The Brethren by Robert Merle
With the current interest in historical novels set in the 16th century following the life and times of Tudor England, it is easier to imagine the French setting for The Brethren than previously.
The book is set in the latter part of the 16th century as the tale of two soldiers returning to their homeland of Perigord after taking part in many battles, to retire. However the country is descending into chaos, with religious strife, famine, plague and pestilence, bands of robbers, and of course the English. The two Jeans, the eponymous Brethren, are actually only brothers in arms who retire to a castle to found a community
This is the first book in the epic historical drama, Fortunes of France, which has sold 5 million copies worldwide and has now been translated in English for the first time.

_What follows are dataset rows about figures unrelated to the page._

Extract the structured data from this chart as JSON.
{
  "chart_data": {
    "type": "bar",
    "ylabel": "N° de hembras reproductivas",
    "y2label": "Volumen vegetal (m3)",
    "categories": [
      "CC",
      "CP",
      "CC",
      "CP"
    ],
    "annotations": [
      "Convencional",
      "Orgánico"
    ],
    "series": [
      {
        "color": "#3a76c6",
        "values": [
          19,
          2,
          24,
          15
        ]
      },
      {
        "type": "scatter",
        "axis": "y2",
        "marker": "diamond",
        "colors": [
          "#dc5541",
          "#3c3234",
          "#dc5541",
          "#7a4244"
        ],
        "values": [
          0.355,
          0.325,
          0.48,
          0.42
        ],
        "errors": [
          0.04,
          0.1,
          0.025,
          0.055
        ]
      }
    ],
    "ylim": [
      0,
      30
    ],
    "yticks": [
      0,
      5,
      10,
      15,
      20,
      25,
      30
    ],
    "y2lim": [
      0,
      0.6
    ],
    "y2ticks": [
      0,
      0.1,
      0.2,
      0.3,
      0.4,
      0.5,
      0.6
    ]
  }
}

This is old-fashioned story-telling. It has swagger and, vibrancy with big characters and a lot of historical depth. It is a gripping story with humour and strength and real attention to historical detail… Merle initially wrote it as a one-off novel, but readers clamoured for more and the final volume was published a year before his death in 2004, aged 95.

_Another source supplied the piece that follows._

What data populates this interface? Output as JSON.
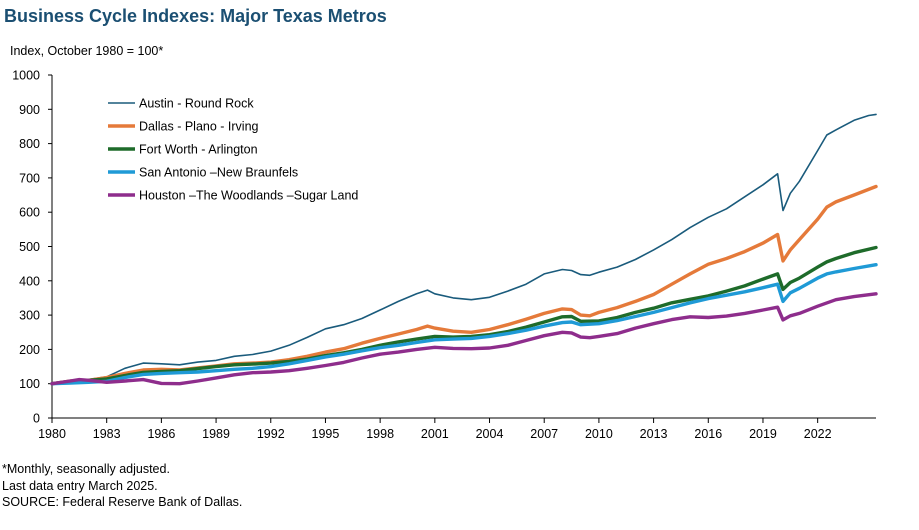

This has got to be a good read if you are an aficionado of this genre and enjoy the recent epic tales of Tudor England. This will fit nicely into the historical tapestry of 16th Century Europe.
Personally I found the opening hard to follow as inevitably there were many historical references to set the scene, but once I got used to the unusual prose style, presumably to give authenticity, I allowed the story to dictate the pace rather than the sequence of words.
It may also be less fluid because this is a translation from the original French but it is still worth persevering and there are the next 12 volume to anticipate.
The Brethren is published in paperback on 11th September by Pushkin Press and is also available as an EBook.